NewsBite

The Night Driver podcast: Doubts linger over recanted confession

Almost 20 years on, Julie Cleave still believes a confession from the man she loved could be true | EPISODE 5 OUT NOW

Janine Vaughan.
Janine Vaughan.

Julie Cleave recoiled in disgust; she had known and loved Denis Briggs for more than a decade and there he was — the man she once thought she would grow old with — telling her how he had just abducted, raped and murdered a young woman in their hometown.

What made his troubling confession so disturbing was that, by and large, it seemed to add up to her. Even now, almost 20 years on, Julie still believes that it could well be true.

“The chances are he did do it,” she tells The Night Driver — an investigative podcast by The Australian that is re-examining the details around Janine Vaughan’s disappearance after a night out in Bathurst in early December 2001.

■ Subscribers of The Australian will be able to hear The Night Driver podcast before the rest of the nation, exclusively in The Australian app. Episode five is live now. Subscribe to The Australian here, and download the app via: Apple App Store | Google Play Store

Julie says Briggs suffered from a bipolar mental illness and was usually placid and gentle — and he never raised a hand to her — but by the time that Janine vanished, he was off his medication, drinking heavily and potential capable of anything.

Janine had been clubbing at the country town’s late-night Metro Tavern before leaving with a couple of friends just before 4am. They decided to head to another nearby pub a couple of blocks away, with Janine storming ahead through the pre-dawn rain, and leaving her two friends trailing behind her.

The 31-year-old was alone, a few hundred metres from the Metro, when a small red car with a mystery driver pulled up behind her in the street. The passenger door swung open, and she turned and silently got in. She has not been seen since and her body has never been found.

Not long after the young clothing store manager disappeared, Briggs started telling friends and his partner he was responsible; that he had picked up Janine in his car, driven out of town with her and tried to rape her, before stabbing her with a knife, slitting her throat and burying her body near a creek in the bush.

He later recanted his confession, blaming it on delusions while off his anti-­psychotic medication, and has since denied any involvement in Janine’s disappearance.

Julie desperately wants to believe in her former partner’s innocence but says she has been unable to rule him out.

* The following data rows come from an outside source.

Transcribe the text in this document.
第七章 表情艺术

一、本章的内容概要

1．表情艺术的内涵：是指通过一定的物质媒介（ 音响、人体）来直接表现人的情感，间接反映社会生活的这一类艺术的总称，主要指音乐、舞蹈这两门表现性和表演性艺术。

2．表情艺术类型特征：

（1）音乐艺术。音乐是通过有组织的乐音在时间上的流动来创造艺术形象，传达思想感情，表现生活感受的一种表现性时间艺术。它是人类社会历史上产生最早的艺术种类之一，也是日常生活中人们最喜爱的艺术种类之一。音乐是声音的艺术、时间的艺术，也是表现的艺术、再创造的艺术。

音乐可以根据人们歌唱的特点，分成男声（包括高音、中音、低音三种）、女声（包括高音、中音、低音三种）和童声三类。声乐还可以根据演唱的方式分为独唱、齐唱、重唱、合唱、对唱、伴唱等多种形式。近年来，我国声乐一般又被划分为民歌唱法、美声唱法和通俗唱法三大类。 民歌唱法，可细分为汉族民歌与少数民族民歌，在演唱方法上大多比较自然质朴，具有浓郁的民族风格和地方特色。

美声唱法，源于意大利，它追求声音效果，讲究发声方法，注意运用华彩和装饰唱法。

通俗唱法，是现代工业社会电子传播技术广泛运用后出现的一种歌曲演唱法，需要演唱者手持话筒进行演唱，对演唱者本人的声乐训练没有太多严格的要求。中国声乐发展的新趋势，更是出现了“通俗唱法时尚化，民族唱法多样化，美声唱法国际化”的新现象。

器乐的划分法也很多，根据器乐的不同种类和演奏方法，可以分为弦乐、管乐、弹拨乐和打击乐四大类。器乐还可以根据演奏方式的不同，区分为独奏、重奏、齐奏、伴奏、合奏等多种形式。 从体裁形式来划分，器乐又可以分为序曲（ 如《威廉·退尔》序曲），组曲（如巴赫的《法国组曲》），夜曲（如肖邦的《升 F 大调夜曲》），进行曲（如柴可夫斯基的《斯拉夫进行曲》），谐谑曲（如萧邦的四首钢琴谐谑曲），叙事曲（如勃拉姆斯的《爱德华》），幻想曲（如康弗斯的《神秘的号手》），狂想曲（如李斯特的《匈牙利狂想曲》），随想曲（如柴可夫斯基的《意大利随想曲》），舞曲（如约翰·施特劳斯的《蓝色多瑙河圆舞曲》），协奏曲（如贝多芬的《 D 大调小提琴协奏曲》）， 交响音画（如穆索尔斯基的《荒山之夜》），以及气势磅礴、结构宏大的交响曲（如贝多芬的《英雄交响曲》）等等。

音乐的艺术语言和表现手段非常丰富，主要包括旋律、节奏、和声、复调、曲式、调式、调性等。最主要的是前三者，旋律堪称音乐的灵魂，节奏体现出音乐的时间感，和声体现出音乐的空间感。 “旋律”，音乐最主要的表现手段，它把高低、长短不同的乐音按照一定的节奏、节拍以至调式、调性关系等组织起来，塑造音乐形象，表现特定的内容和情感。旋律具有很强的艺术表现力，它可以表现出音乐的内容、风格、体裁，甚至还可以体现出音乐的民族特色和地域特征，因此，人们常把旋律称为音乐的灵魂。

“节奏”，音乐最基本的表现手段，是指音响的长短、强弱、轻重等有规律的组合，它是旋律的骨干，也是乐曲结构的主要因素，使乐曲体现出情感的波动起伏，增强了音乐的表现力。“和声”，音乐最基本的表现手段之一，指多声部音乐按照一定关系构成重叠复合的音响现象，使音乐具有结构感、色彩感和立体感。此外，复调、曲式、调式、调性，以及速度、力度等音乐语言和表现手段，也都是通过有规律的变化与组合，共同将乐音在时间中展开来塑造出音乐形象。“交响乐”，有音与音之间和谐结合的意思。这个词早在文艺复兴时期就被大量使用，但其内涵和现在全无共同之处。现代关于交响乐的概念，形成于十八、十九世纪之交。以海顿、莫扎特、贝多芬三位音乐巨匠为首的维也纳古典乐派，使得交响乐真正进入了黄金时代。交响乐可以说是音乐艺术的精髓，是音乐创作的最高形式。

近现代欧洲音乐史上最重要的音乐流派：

For starters, Briggs owned a small red car matching the description of the one Janine was last seen getting in —– and then sold it shortly after she vanished.

They had also been having relationship problems and he was drinking and gambling heavily that December. Given that he was also off his medication, Julie believes he would have had the capacity to commit such a crime in his darker moments.

READ MORE: The Night Driver — the new podcast from the investigative journalist who brought you The Teacher’s Pet

What is more, Briggs was infatuated with Janine before she went missing and had become an almost daily visitor at the Ed Harry’s menswear store she ran in a local shopping centre — not that Julie realised he was nursing a crush at the time.

“He actually never admitted that he had one but he would go to Ed Harry’s every day. Every single day he’d have a new shirt or something,” she says. “And I said, ‘What do you need so many shirts for?’ I actually didn’t realise that Janine even worked there until she went missing.

“So I didn’t actually know that he had an obsession with her until then, but I knew he had an obsession with Ed Harry’s and I couldn’t figure out why. How dumb am I?”

Julie says she found the circumstances around his confession so compelling that after agonising over what to do, she confronted her partner and reported him to police. “I said to him: ‘The family deserves to know if you’ve done this and you need to pay for what you’ve done if you did it’,” she tells The Night Driver.

“He just looked at me and said: ‘Oh well, if they can’t find a body, they can’t pin anything on me.’ ”

Briggs was interviewed by police while forensic analysis was carried out on his car but detectives could find nothing to support his now-retracted claims that he had taken Janine or that she had ever been in his vehicle.

There were also major inconsistencies in his story. The place where Briggs told people he picked up Janine was a few hundred metres from where she was seen getting into the mystery red car, while those who knew Jan­ine best say she would never have got into a car with him alone in the dark of the night.

Ultimately, Julie hopes the truth will come out about Janine’s killer, even if it ends up being the man she loved. “Look, I don’t think he’s that smart to have not left a clue of some description,” she says. “He was a brainy person but I don’t know he would have been able to discard a body so that no one would ever find it.”